Przychodzą takie momenty w życiu, gdy „szwankuje zdrowie” , gdy „płomyk świecy zachybota” , naszej osobistej świecy, która podobno się ciągle pali i wówczas pragniemy zrobić wszystko, żeby nadrobić stracony czas. Nawet podpisać cyrograf krwią z własnego palca. Ale czy będzie nam to dane? Płomyk może zgasnąć niespodziewanie w każdej chwili, a nam pozostanie tylko przeprowadzić wewnętrzny dialog z samym sobą lub może z Najwyższym. Uświadomimy sobie to wszystko tyle, że będzie już za późno. W tej chwili będziemy tylko czuć bolący palec i świadomość straconej szansy.

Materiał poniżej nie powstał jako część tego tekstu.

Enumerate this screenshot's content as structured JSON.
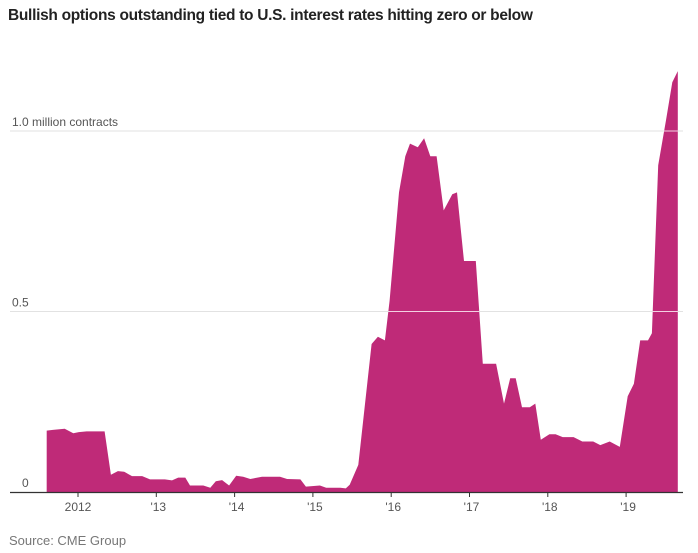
{
  "chart_data": {
    "type": "area",
    "title": "Bullish options outstanding tied to U.S. interest rates hitting zero or below",
    "source": "Source: CME Group",
    "color": "#bf2a78",
    "ylabel": "",
    "xlabel": "",
    "ylim": [
      0,
      1.2
    ],
    "xlim": [
      2011.4,
      2019.75
    ],
    "y_ticks": [
      {
        "value": 0,
        "label": "0"
      },
      {
        "value": 0.5,
        "label": "0.5"
      },
      {
        "value": 1.0,
        "label": "1.0 million contracts"
      }
    ],
    "x_ticks": [
      {
        "value": 2012,
        "label": "2012"
      },
      {
        "value": 2013,
        "label": "'13"
      },
      {
        "value": 2014,
        "label": "'14"
      },
      {
        "value": 2015,
        "label": "'15"
      },
      {
        "value": 2016,
        "label": "'16"
      },
      {
        "value": 2017,
        "label": "'17"
      },
      {
        "value": 2018,
        "label": "'18"
      },
      {
        "value": 2019,
        "label": "'19"
      }
    ],
    "grid": true,
    "x": [
      2011.6,
      2011.68,
      2011.83,
      2011.94,
      2012.01,
      2012.11,
      2012.34,
      2012.42,
      2012.51,
      2012.59,
      2012.69,
      2012.82,
      2012.92,
      2013.11,
      2013.2,
      2013.28,
      2013.37,
      2013.43,
      2013.6,
      2013.69,
      2013.76,
      2013.84,
      2013.93,
      2014.02,
      2014.11,
      2014.2,
      2014.35,
      2014.58,
      2014.67,
      2014.84,
      2014.91,
      2015.09,
      2015.17,
      2015.35,
      2015.42,
      2015.47,
      2015.58,
      2015.75,
      2015.83,
      2015.92,
      2015.98,
      2016.1,
      2016.18,
      2016.24,
      2016.34,
      2016.42,
      2016.5,
      2016.58,
      2016.67,
      2016.78,
      2016.84,
      2016.93,
      2017.08,
      2017.17,
      2017.34,
      2017.44,
      2017.52,
      2017.59,
      2017.67,
      2017.77,
      2017.84,
      2017.91,
      2018.02,
      2018.1,
      2018.19,
      2018.33,
      2018.44,
      2018.58,
      2018.67,
      2018.79,
      2018.92,
      2019.02,
      2019.1,
      2019.18,
      2019.28,
      2019.33,
      2019.41,
      2019.51,
      2019.59,
      2019.66
    ],
    "values": [
      0.17,
      0.172,
      0.175,
      0.163,
      0.166,
      0.168,
      0.168,
      0.048,
      0.058,
      0.056,
      0.044,
      0.044,
      0.035,
      0.035,
      0.032,
      0.04,
      0.04,
      0.018,
      0.018,
      0.012,
      0.03,
      0.033,
      0.018,
      0.045,
      0.042,
      0.036,
      0.042,
      0.042,
      0.036,
      0.035,
      0.015,
      0.018,
      0.012,
      0.012,
      0.01,
      0.02,
      0.075,
      0.41,
      0.43,
      0.42,
      0.53,
      0.83,
      0.93,
      0.965,
      0.955,
      0.98,
      0.93,
      0.93,
      0.78,
      0.825,
      0.83,
      0.64,
      0.64,
      0.355,
      0.355,
      0.245,
      0.315,
      0.315,
      0.235,
      0.235,
      0.245,
      0.145,
      0.16,
      0.16,
      0.152,
      0.152,
      0.14,
      0.14,
      0.13,
      0.14,
      0.125,
      0.265,
      0.3,
      0.42,
      0.42,
      0.44,
      0.905,
      1.03,
      1.135,
      1.166
    ]
  }
}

Przepraszam za jakość moich przemyśleń i styl. Nie jestem poetą ani pisarzem. Jestem zwykłym fotografem… świadomym fotografem przemijającej chwili.
Pozdrowienia z dwoma ciupagami
Julass w tkliwej odsłonie. Zapiaszczyłeś się i kusisz morskimi klimatami, a przecież wakacje odjechały już w siną dal. Chce się poznawać tę dziewczynę i zbierać dalsze szczegóły. Podobno to jest jakaś babska literatura? Bo taka zawijająca się wokół serca jak koszula wokół palców? Skoro faceci tego czytać nie lubią, to niech chociaż czasem tak piszą, bo dobrze jest się dowiedzieć, że mężczyzna tak napisać umie. A jak widać kobiety tak czytać chcą.
Ja bym tak nie tragizowała z całowaniem i zawijaniem, bo dla wyobraźni bardzo ładny to konstrukt, A już rozpinania parasola za nic bym się nie pozbyła. Przecież to jest tak ciekawe, że nijak ma się do tego nudne rozkładanie. Niechże sobie wszyscy rozkładają, Ty rozpinasz, rozpinasz, rozpinasz. Jak stanik kochance, jak guziki bluzce. Czy literatura ma być nudna, bo musi być poprawna? A czort z tym.
Bądź pochwalony za to, żeś zdołał ująć to w miniaturę, krótką miniaturę, rozprawiającą się z tematem odpowiednim skrótem. Dłuższej bym nie zniosła. Ohydne to jest po prostu i dobrze, że nie ja o tym muszę pisać. A cierp i męcz się, bo dobrze Ci to wychodzi. Ktoś w końcu musi. Co ja tu będę słodzić i zachwycać się umiejętnościami, skoro Ty lubisz brutalnie. Odjechany jesteś, babrząc się w błotku, niech Ci będzie na zdrowie, w końcu ktoś te wszystkie dziewice musi rozdziewiczać, ja też się w niektórych tekstach załapuję. Obrzydliwie dobrze to nastukałeś. Odpocznij sobie.